JD.com and Ant Group have pressured the People’s Bank of China to permit yuan-based stablecoins to counter the rise of USDC.
The companies suggest launching stablecoins in Hong Kong backed by the offshore yuan to improve the Chinese currency’s global position. They are ready to issue Hong Kong dollar-backed stablecoins once the local legislation begins on August 1st.
The Chinese stablecoin
JD.com is pushing for offshore yuan stablecoins as a strategy to support yuan internationalisation. The initiative highlights China’s goals to challenge the US’s dominance in the digital finance landscape and expand the reach of its currency around the world.
However, China banned cryptocurrency transactions, including private stablecoins, a move which intensified in 2021 due to concerns regarding financial crime, capital flight, and potential threats to financial stability.
Nonetheless, as a response to Ant International and JD.com, China put effort into developing and piloting its own digital yuan (e-CNY) as a central bank digital currency. This CBDC is seen as a means to modernise the country’s payment system and exert more control over its financial landscape.
If the companies’ efforts are successful, the move would mark a change in the way Beijing interacts with cryptocurrencies and in the country’s strategy of promoting the yuan. Stablecoin’s blockchain technology enables instant and borderless transfers of funds at a low cost. This offers the stablecoins the potential to spread quickly and disrupt traditional cross-border systems.

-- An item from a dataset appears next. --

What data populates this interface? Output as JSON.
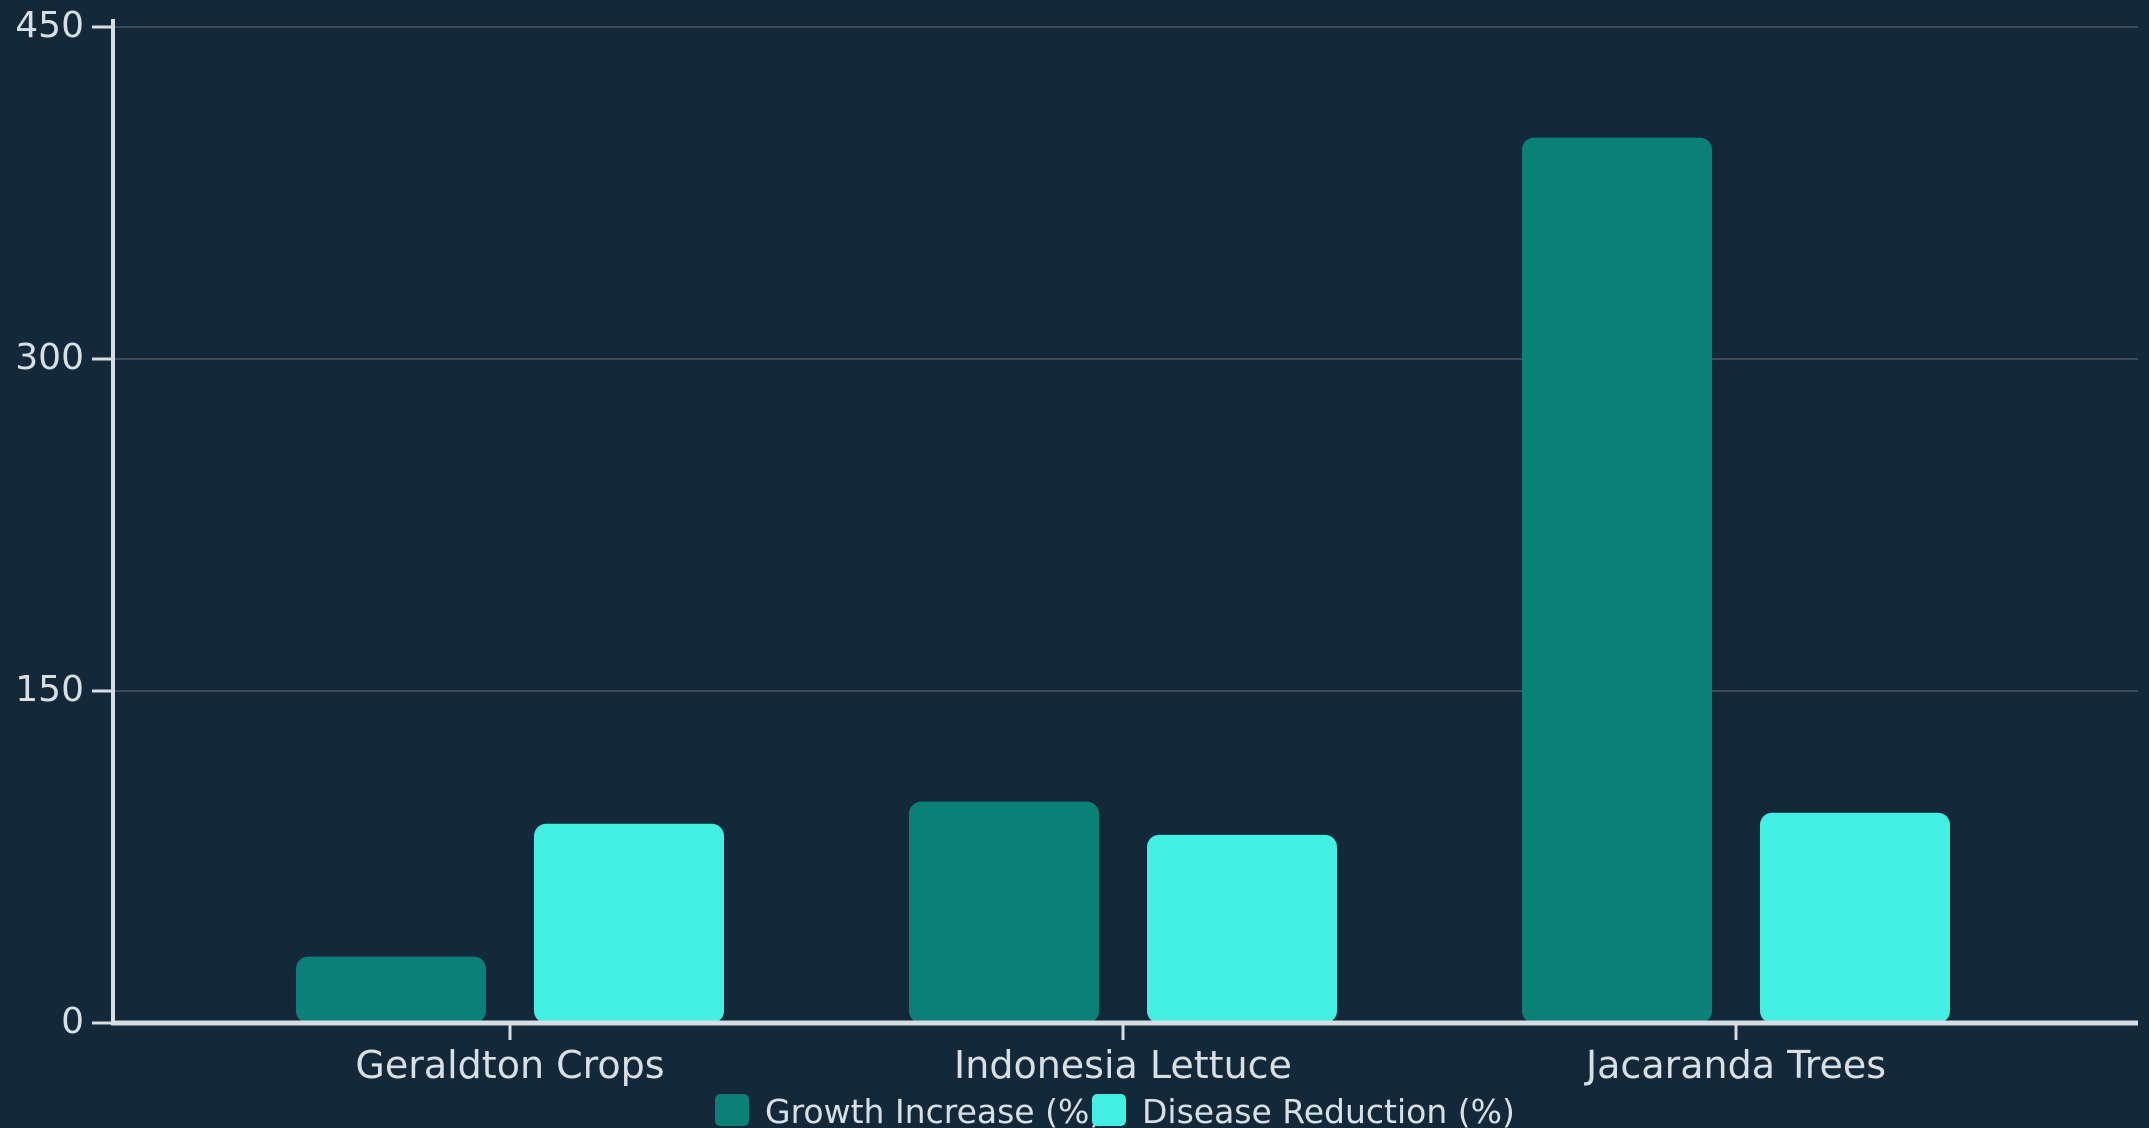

The current stablecoin market is small, valued at USD 247 billion, according to CoinGecko. Another source, Standard Chartered Bank, estimated that it could grow to USD 2 trillion by 2028. However, one issue in China’s goal to make the yuan a global currency through stablecoins is its reluctance to remove tight capital controls. The currency’s share fell to 2.89% in May 2025, according to SWIFT, and many Chinese exporters use USD-pegged stablecoins as the USD commands a 48.46% of total market share.